Environmental factors determine the type of leader behavior required as a complement if follower outcomes are to be maximized, while personal characteristics of the employee determine how the environment and leader behavior are interpreted. So the theory proposes that leader behavior will be ineffective when it is redundant with sources of environmental structure or incongruent with employee characteristics. For example, the following are illustrations of predictions based on path goal theory.
Directive leadership leads to greater satisfaction when tasks are ambiguous or stressful than they are highly structures and well laid out.
Supportive leadership results in high employee performance and satisfaction when employees are performing structured tasks.
Directive leadership is likely to be perceived as redundant among employees with high perceived ability or with considerable experience.
Employees with an internal locus of control will be more satisfied with a participative style.
Achievement oriented leadership will increase employees’ expectancies that effort will lead to high performances when tasks are ambiguously structured.
Evaluation: Due to its complexity, testing path-goal theory has not proven to be easy. A review of the evidence suggests mixed support. These results suggests that either effective leadership does not rest in the removal of roadblocks and pitfalls to employee path instrumentalities as path goal theories propose or that the nature of these hindrances is not in accord with the proposition of the theories. Another review concluded that the lack of support was socking and disappointing. These conclusions have been challenged by others who argue that adequate tests of the theory have yet to be conducted. Thus, it is safe that the jury is still out regarding the validity of path goal theory. Because it is so complex to test that may remain the case for some time to come.
Leader Participation Model:
Victor Vroom and Philips Yetton developed a leader participation model that related leadership behavior and participation in decision making. Recognizing that task structure has varying demands for routine and non-routine activities, these researchers argued that leader behavior must adjust to reflect the task structure. Vroom and Yetton’s model was normative – it provided a sequential set of rules that should be followed in determining the form and amount of participation in decision making, as determined by different types of situations. The model was a decision tree incorporating seven contingencies whose relevance could be identified by making yes or no choices and five alternative leadership styles. The revised model retains the same five alternative leadership styles – from the leaders making the decision completely alone to sharing the problem with the group and developing a consensus decision – but adds a set of problem types and expands the contingency variables to 12. The 12 contingency variables are listed.

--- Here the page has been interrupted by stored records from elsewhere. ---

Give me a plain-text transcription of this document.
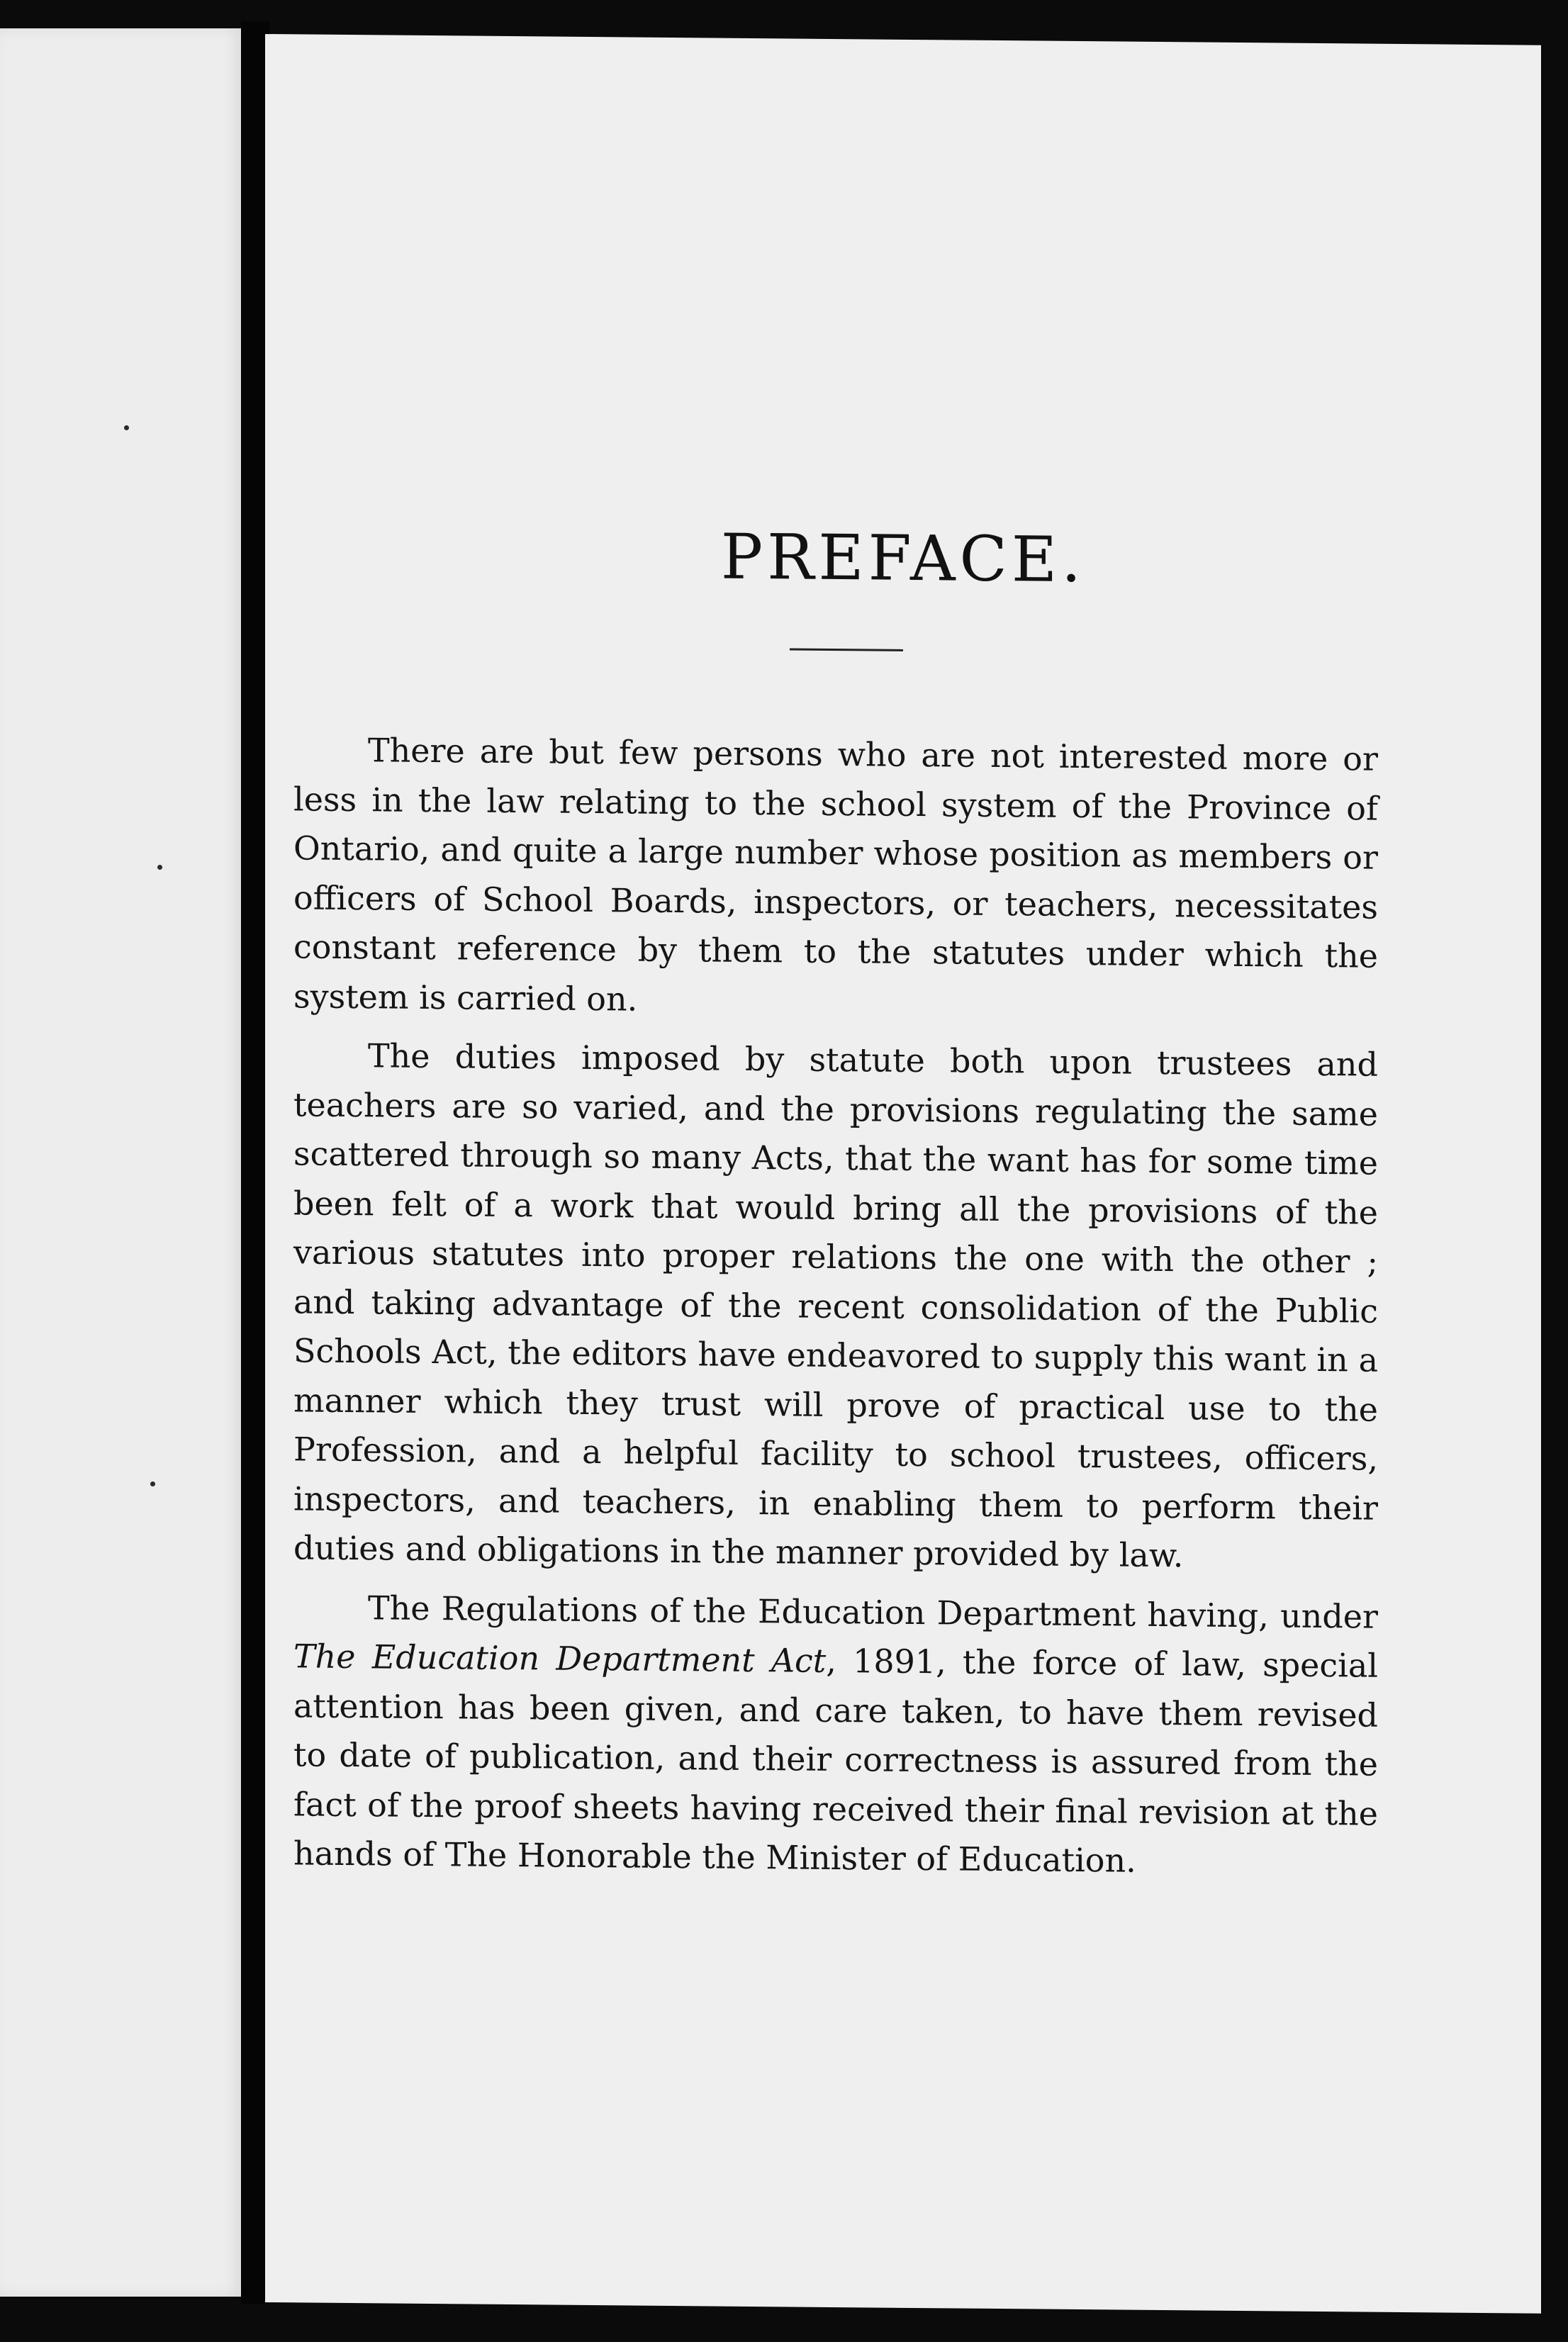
PREFACE.

There are but few persons who are not interested more or less in the law relating to the school system of the Province of Ontario, and quite a large number whose position as members or officers of School Boards, inspectors, or teachers, necessitates constant reference by them to the statutes under which the system is carried on.

The duties imposed by statute both upon trustees and teachers are so varied, and the provisions regulating the same scattered through so many Acts, that the want has for some time been felt of a work that would bring all the provisions of the various statutes into proper relations the one with the other ; and taking advantage of the recent consolidation of the Public Schools Act, the editors have endeavored to supply this want in a manner which they trust will prove of practical use to the Profession, and a helpful facility to school trustees, officers, inspectors, and teachers, in enabling them to perform their duties and obligations in the manner provided by law.

The Regulations of the Education Department having, under The Education Department Act, 1891, the force of law, special attention has been given, and care taken, to have them revised to date of publication, and their correctness is assured from the fact of the proof sheets having received their final revision at the hands of The Honorable the Minister of Education.
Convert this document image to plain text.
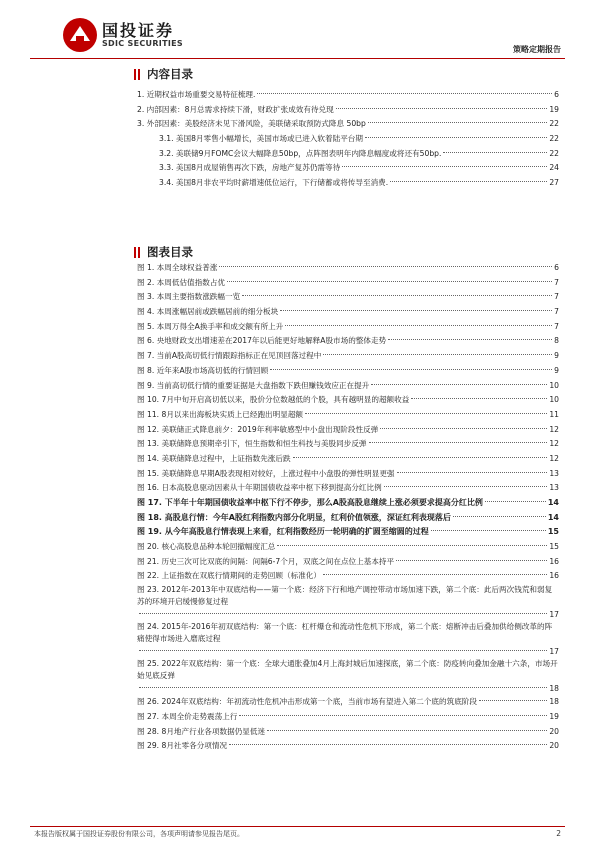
国投证券
SDIC SECURITIES
策略定期报告
内容目录
1. 近期权益市场重要交易特征梳理.	6
2. 内部因素：8月总需求持续下滑，财政扩张成效有待兑现	19
3. 外部因素：美股经济未见下滑风险，美联储采取预防式降息 50bp	22
3.1. 美国8月零售小幅增长，美国市场或已进入软着陆平台期	22
3.2. 美联储9月FOMC会议大幅降息50bp，点阵图表明年内降息幅度或将还有50bp.	22
3.3. 美国8月成屋销售再次下跌，房地产复苏仍需等待	24
3.4. 美国8月非农平均时薪增速低位运行，下行储蓄或将传导至消费.	27
图表目录
图 1. 本周全球权益普涨	6
图 2. 本周低估值指数占优	7
图 3. 本周主要指数涨跌幅一览	7
图 4. 本周涨幅居前或跌幅居前的细分板块	7
图 5. 本周万得全A换手率和成交额有所上升	7
图 6. 央地财政支出增速差在2017年以后能更好地解释A股市场的整体走势	8
图 7. 当前A股高切低行情跟踪指标正在见顶回落过程中	9
图 8. 近年来A股市场高切低的行情回顾	9
图 9. 当前高切低行情的重要证据是大盘指数下跌但赚钱效应正在提升	10
图 10. 7月中旬开启高切低以来，股价分位数越低的个股，具有越明显的超额收益	10
图 11. 8月以来出海板块实质上已经跑出明显超额	11
图 12. 美联储正式降息前夕：2019年利率敏感型中小盘出现阶段性反弹	12
图 13. 美联储降息预期牵引下，恒生指数和恒生科技与美股同步反弹	12
图 14. 美联储降息过程中，上证指数先涨后跌	12
图 15. 美联储降息早期A股表现相对较好，上涨过程中小盘股的弹性明显更强	13
图 16. 日本高股息驱动因素从十年期国债收益率中枢下移到提高分红比例	13
图 17. 下半年十年期国债收益率中枢下行不停步，那么A股高股息继续上涨必须要求提高分红比例	14
图 18. 高股息行情：今年A股红利指数内部分化明显，红利价值领涨，深证红利表现落后	14
图 19. 从今年高股息行情表现上来看，红利指数经历一轮明确的扩圆至缩圆的过程	15
图 20. 核心高股息品种本轮回撤幅度汇总	15
图 21. 历史三次可比双底的间隔：间隔6-7个月，双底之间在点位上基本持平	16
图 22. 上证指数在双底行情期间的走势回顾（标准化）	16
图 23. 2012年-2013年中双底结构——第一个底：经济下行和地产调控带动市场加速下跌，第二个底：此后两次钱荒和弱复苏的环境开启缓慢修复过程
17
图 24. 2015年-2016年初双底结构：第一个底：杠杆爆仓和流动性危机下形成，第二个底：熔断冲击后叠加供给侧改革的阵痛使得市场进入磨底过程
17
图 25. 2022年双底结构：第一个底：全球大通胀叠加4月上海封城后加速探底，第二个底：防疫转向叠加金融十六条，市场开始见底反弹
18
图 26. 2024年双底结构：年初流动性危机冲击形成第一个底，当前市场有望进入第二个底的筑底阶段	18
图 27. 本周全价走势震荡上行	19
图 28. 8月地产行业各项数据仍显低迷	20
图 29. 8月社零各分项情况	20
本报告版权属于国投证券股份有限公司，各项声明请参见报告尾页。	2
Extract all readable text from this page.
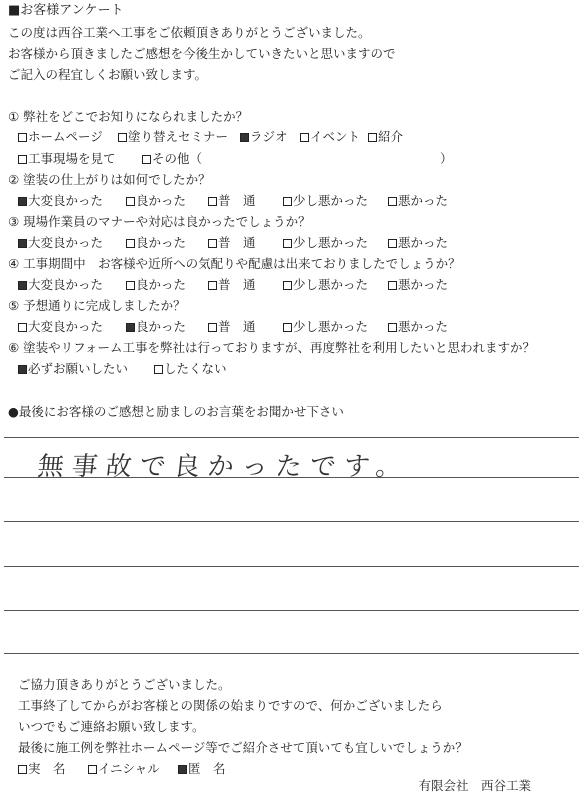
■お客様アンケート
この度は西谷工業へ工事をご依頼頂きありがとうございました。
お客様から頂きましたご感想を今後生かしていきたいと思いますので
ご記入の程宜しくお願い致します。
① 弊社をどこでお知りになられましたか？
ホームページ	塗り替えセミナー	ラジオ	イベント	紹介
工事現場を見て	その他（	）
② 塗装の仕上がりは如何でしたか？
大変良かった	良かった	普　通	少し悪かった	悪かった
③ 現場作業員のマナーや対応は良かったでしょうか？
大変良かった	良かった	普　通	少し悪かった	悪かった
④ 工事期間中　お客様や近所への気配りや配慮は出来ておりましたでしょうか？
大変良かった	良かった	普　通	少し悪かった	悪かった
⑤ 予想通りに完成しましたか？
大変良かった	良かった	普　通	少し悪かった	悪かった
⑥ 塗装やリフォーム工事を弊社は行っておりますが、再度弊社を利用したいと思われますか？
必ずお願いしたい	したくない
●最後にお客様のご感想と励ましのお言葉をお聞かせ下さい
無事故で良かったです。
ご協力頂きありがとうございました。
工事終了してからがお客様との関係の始まりですので、何かございましたら
いつでもご連絡お願い致します。
最後に施工例を弊社ホームページ等でご紹介させて頂いても宜しいでしょうか？
実　名	イニシャル	匿　名
有限会社　西谷工業
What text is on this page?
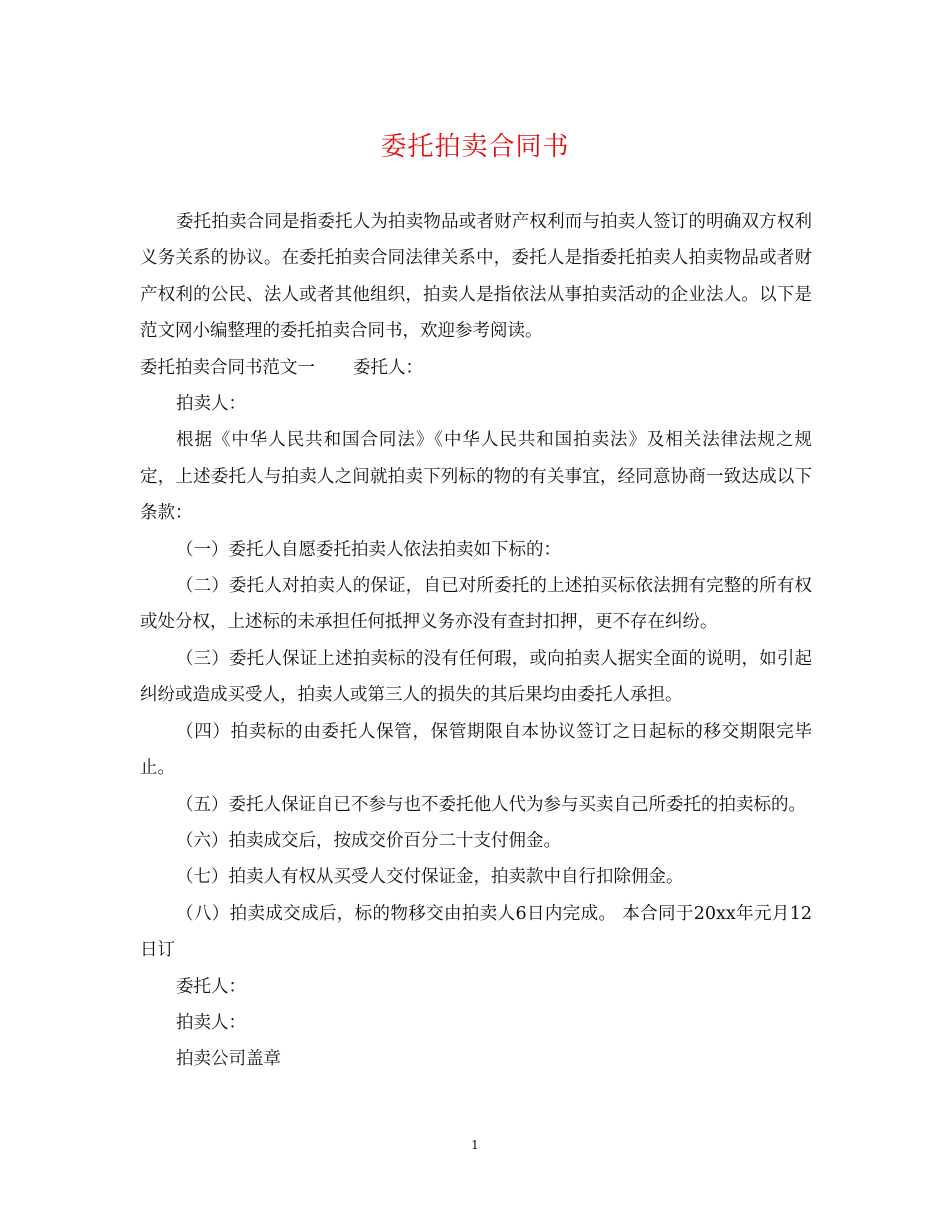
委托拍卖合同书

委托拍卖合同是指委托人为拍卖物品或者财产权利而与拍卖人签订的明确双方权利义务关系的协议。在委托拍卖合同法律关系中，委托人是指委托拍卖人拍卖物品或者财产权利的公民、法人或者其他组织，拍卖人是指依法从事拍卖活动的企业法人。以下是范文网小编整理的委托拍卖合同书，欢迎参考阅读。

委托拍卖合同书范文一 委托人：

拍卖人：

根据《中华人民共和国合同法》《中华人民共和国拍卖法》及相关法律法规之规定，上述委托人与拍卖人之间就拍卖下列标的物的有关事宜，经同意协商一致达成以下条款：

（一）委托人自愿委托拍卖人依法拍卖如下标的：

（二）委托人对拍卖人的保证，自已对所委托的上述拍买标依法拥有完整的所有权或处分权，上述标的未承担任何抵押义务亦没有查封扣押，更不存在纠纷。

（三）委托人保证上述拍卖标的没有任何瑕，或向拍卖人据实全面的说明，如引起纠纷或造成买受人，拍卖人或第三人的损失的其后果均由委托人承担。

（四）拍卖标的由委托人保管，保管期限自本协议签订之日起标的移交期限完毕止。

（五）委托人保证自已不参与也不委托他人代为参与买卖自己所委托的拍卖标的。

（六）拍卖成交后，按成交价百分二十支付佣金。

（七）拍卖人有权从买受人交付保证金，拍卖款中自行扣除佣金。

（八）拍卖成交成后，标的物移交由拍卖人6日内完成。 本合同于20xx年元月12日订

委托人：

拍卖人：

拍卖公司盖章

1
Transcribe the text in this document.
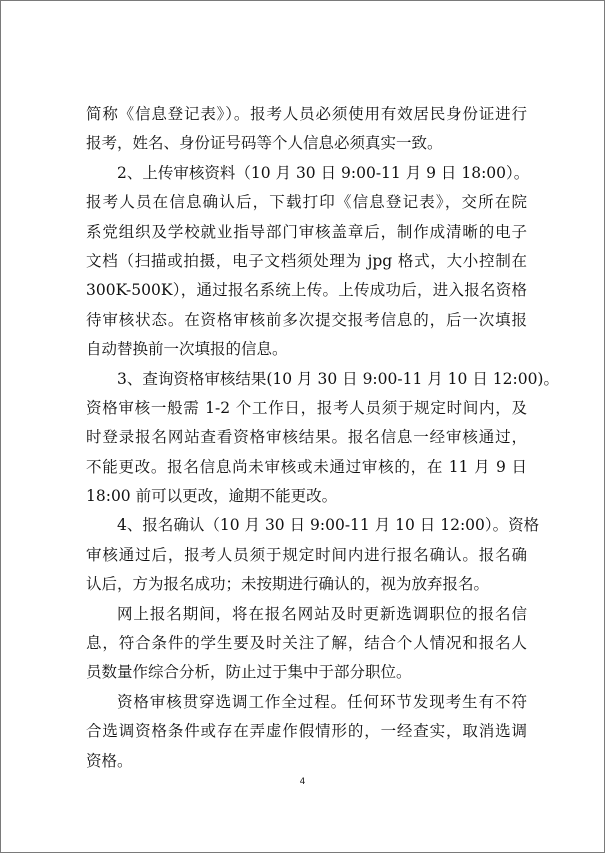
简称《信息登记表》）。报考人员必须使用有效居民身份证进行
报考，姓名、身份证号码等个人信息必须真实一致。
2、上传审核资料（10 月 30 日 9:00-11 月 9 日 18:00）。
报考人员在信息确认后，下载打印《信息登记表》，交所在院
系党组织及学校就业指导部门审核盖章后，制作成清晰的电子
文档（扫描或拍摄，电子文档须处理为 jpg 格式，大小控制在
300K-500K），通过报名系统上传。上传成功后，进入报名资格
待审核状态。在资格审核前多次提交报考信息的，后一次填报
自动替换前一次填报的信息。
3、查询资格审核结果(10 月 30 日 9:00-11 月 10 日 12:00)。
资格审核一般需 1-2 个工作日，报考人员须于规定时间内，及
时登录报名网站查看资格审核结果。报名信息一经审核通过，
不能更改。报名信息尚未审核或未通过审核的，在 11 月 9 日
18:00 前可以更改，逾期不能更改。
4、报名确认（10 月 30 日 9:00-11 月 10 日 12:00）。资格
审核通过后，报考人员须于规定时间内进行报名确认。报名确
认后，方为报名成功；未按期进行确认的，视为放弃报名。
网上报名期间，将在报名网站及时更新选调职位的报名信
息，符合条件的学生要及时关注了解，结合个人情况和报名人
员数量作综合分析，防止过于集中于部分职位。
资格审核贯穿选调工作全过程。任何环节发现考生有不符
合选调资格条件或存在弄虚作假情形的，一经查实，取消选调
资格。
4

Research testing both the original and revised leader participation models has not been encouraging although the revised model rates higher in effectiveness. Criticism has tended to focus on variables that have been omitted and on the model’s overall complexity. Other contingency theories demonstrate that stress, intelligence, and experience are important situational variables. Yet the leader participation model fails to include them. But more important, at least from a practical point of view, is the fact that the model is far too complicated for the typical manager to use on regular basis. A computer program was developed to guide managers through all the decision branches in the revised model, it’s not very realistic to expect practicing managers to consider 12 contingency variables, eight problem types, and five leadership styles in trying to select to select the appropriate decision process for a specific problem.
We obviously haven’t done justice in this discussion to the model’s sophistication. So what can you gain from this brief review? Additional insights into relevant contingency variables. Vroom and his associates have provided us with some specific, empirically supported contingency variables that you should consider when choosing your leadership style.